When particulates are removed from the part, the laminar flow pattern 170 carries the particulate upward and over the top lip 110. Once cleaning solution 166 overflows the upper tank assembly 102, the cleaning solution 166 and any removed particulate flows into the overflow weir 156. Overflow weir includes a drain whereby the cleaning solution 166 and any particulates are returned to an inlet side of the pump 152. Pump 152 circulates the cleaning solution 166 and particulates through the in-line filter 154 whereby the particulate is retained and the cleaning solution 166 is again directed into the cleaning tank 100 through the inlet port 118.

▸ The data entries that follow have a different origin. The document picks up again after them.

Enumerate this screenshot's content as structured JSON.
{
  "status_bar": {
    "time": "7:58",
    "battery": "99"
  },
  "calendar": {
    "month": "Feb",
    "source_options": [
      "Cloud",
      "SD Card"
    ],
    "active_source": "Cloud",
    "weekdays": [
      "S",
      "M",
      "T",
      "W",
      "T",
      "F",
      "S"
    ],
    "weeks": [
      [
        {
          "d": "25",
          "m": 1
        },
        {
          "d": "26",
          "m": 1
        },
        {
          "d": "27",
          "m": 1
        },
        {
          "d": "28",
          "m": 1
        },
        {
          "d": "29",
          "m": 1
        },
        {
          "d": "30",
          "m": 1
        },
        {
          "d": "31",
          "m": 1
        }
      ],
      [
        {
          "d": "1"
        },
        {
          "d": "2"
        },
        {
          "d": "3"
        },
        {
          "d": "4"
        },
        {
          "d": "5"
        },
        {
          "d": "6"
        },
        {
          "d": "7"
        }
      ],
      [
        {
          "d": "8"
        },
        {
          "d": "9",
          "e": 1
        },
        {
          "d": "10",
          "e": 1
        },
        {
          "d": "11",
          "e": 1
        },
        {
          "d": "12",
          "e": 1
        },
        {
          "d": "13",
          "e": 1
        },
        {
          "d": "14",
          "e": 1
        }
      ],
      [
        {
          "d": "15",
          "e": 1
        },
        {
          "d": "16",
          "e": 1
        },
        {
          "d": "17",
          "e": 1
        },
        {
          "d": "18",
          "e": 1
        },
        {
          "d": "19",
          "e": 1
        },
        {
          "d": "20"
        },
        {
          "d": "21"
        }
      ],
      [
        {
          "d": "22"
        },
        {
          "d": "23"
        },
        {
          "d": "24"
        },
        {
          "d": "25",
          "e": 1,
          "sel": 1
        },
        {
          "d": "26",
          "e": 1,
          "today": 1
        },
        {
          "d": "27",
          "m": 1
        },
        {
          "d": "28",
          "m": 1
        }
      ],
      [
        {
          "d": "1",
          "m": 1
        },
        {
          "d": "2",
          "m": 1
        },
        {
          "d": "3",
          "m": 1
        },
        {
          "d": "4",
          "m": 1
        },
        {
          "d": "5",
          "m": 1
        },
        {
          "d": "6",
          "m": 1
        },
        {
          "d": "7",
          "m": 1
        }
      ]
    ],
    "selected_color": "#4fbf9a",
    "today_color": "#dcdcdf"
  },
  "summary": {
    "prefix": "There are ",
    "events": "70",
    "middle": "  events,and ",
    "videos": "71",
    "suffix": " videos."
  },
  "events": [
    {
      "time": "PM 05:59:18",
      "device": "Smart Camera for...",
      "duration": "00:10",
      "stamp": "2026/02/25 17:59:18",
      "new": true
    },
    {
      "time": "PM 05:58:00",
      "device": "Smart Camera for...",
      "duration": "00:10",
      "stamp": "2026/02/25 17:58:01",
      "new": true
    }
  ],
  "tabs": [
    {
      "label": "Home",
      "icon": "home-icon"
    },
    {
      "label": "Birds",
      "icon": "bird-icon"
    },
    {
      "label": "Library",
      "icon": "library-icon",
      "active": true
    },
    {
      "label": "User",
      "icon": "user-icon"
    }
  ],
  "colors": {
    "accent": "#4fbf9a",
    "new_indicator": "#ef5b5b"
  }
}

In a preferred embodiment, the recirculating ultrasonic cleaning system 150 is fully contained within a cabinet to present a pleasing, aesthetic appearance. In such a cabinetized system, a user need only supply the cleaning solution 166, a dispersion plate 106 including the desired perforation configuration, the parts and an electrical power source to power the recirculating ultrasonic cleaning system 150.
It is understood that this invention is not intended to be unduly limited by the illustrative embodiments and examples set forth herein and that such examples and embodiments are presented by way of example only.